In the cheaper markets, the normal sales practice involves negotiating and haggling over prices, despite the fact that a price tag is attached to most items. But one would hardly witness such haggling over pricing in relatively expensive shopping areas, where the majority of customers belong to either the upper or middle income levels. We can only guess at the differences in consumer behaviour that different places elicit.

The factors that affect consumer behaviour are diverse, but income is arguably the most prominent variable in this equation. The upper and upper-middle income classes do not face the same resource crunch as lower income or poor people do. They are conscious that haggling or arguing over prices would seem out of sync with their social status and is not worth their time or effort.

Why argue if you can easily afford a product, even if it is overpriced? Therefore, there is a tendency to avoid such behaviour. In contrast, the poorer classes have limited room to manoeuvre when it comes to choices. Their arguments over prices reflect their wish to get as much for every rupee of their earning as they can. Every rupee saved is precious, since it helps expand their buying power or increase their savings.
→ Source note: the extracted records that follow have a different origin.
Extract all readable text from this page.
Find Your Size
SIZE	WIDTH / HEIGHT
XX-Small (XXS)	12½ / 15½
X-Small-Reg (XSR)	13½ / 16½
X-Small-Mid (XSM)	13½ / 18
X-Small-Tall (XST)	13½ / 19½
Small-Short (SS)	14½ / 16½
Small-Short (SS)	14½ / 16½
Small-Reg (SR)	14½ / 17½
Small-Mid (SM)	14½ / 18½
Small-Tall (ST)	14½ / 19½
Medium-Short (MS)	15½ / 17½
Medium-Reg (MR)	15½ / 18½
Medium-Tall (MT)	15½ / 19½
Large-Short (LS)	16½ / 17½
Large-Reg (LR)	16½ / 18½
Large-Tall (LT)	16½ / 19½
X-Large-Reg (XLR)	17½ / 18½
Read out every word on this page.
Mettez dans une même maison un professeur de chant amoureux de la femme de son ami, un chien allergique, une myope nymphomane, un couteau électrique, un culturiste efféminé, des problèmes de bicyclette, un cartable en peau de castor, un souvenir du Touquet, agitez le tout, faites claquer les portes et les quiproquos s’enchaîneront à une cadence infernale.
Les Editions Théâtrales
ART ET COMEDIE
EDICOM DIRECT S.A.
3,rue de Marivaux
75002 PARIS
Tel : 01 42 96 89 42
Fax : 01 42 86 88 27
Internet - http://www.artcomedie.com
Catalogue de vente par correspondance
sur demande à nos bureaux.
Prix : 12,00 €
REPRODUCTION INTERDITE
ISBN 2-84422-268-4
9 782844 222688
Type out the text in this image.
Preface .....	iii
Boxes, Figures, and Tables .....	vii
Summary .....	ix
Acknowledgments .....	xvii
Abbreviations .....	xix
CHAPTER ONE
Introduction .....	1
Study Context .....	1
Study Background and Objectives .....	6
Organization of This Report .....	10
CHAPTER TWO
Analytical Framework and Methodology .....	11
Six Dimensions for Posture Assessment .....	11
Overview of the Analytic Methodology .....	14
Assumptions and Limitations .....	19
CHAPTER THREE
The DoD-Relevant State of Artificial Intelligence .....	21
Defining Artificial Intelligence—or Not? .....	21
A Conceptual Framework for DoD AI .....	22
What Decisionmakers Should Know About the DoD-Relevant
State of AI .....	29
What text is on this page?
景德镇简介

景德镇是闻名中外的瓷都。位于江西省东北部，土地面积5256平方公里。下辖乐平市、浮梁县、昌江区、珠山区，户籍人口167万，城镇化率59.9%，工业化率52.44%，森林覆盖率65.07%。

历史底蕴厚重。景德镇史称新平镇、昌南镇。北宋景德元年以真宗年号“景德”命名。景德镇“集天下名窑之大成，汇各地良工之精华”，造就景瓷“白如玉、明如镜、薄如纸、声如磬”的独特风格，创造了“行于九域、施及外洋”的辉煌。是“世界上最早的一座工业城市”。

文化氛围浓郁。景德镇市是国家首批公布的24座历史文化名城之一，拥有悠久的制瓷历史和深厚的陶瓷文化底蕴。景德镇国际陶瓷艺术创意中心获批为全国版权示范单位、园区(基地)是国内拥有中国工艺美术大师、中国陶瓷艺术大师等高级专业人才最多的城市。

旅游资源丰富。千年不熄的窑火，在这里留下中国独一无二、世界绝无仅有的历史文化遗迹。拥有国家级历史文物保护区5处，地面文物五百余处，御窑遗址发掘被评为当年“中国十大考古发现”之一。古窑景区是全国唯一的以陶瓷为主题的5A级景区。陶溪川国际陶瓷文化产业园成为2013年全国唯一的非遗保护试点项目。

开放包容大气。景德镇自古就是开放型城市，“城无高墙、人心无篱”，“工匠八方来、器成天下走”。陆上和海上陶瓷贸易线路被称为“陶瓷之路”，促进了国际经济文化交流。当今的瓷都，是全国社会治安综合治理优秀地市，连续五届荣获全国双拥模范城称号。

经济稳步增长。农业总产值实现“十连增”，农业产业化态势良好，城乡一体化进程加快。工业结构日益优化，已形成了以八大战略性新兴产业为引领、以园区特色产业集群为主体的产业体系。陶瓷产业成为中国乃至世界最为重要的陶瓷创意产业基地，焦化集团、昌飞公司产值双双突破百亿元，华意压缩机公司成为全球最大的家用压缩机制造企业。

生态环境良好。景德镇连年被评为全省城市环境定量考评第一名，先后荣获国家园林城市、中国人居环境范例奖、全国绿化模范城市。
In the language of economics, people at the lower tiers of income realise a higher marginal utility (or satisfaction) for every rupee saved. The relative utility of the same unit of currency saved is lower for the higher income classes.

What I have stated above in terms of the role and influence of prices in an economy is not limited to the bifurcation of consumers and the effects of prices on their behaviour. Prices actually have a much larger role to play in the economy. They are considered the most important economic markers by various groups of people – most importantly policymakers and investors. Take the example of the pressing issue of traffic congestion in our cities.

London had the same problem but one of its mayors came up with the brilliant idea of a congestion tax. In simple words, the city of London addressed the problem of congestion by pricing it out. Even if our policymakers were aware of the power of prices to alter a situation, they would never implement such a policy. And the reason is simple: pricing out congestion does not bring the same prospects of minting money as widening roads or building metros does.

The writer is a freelance contributor.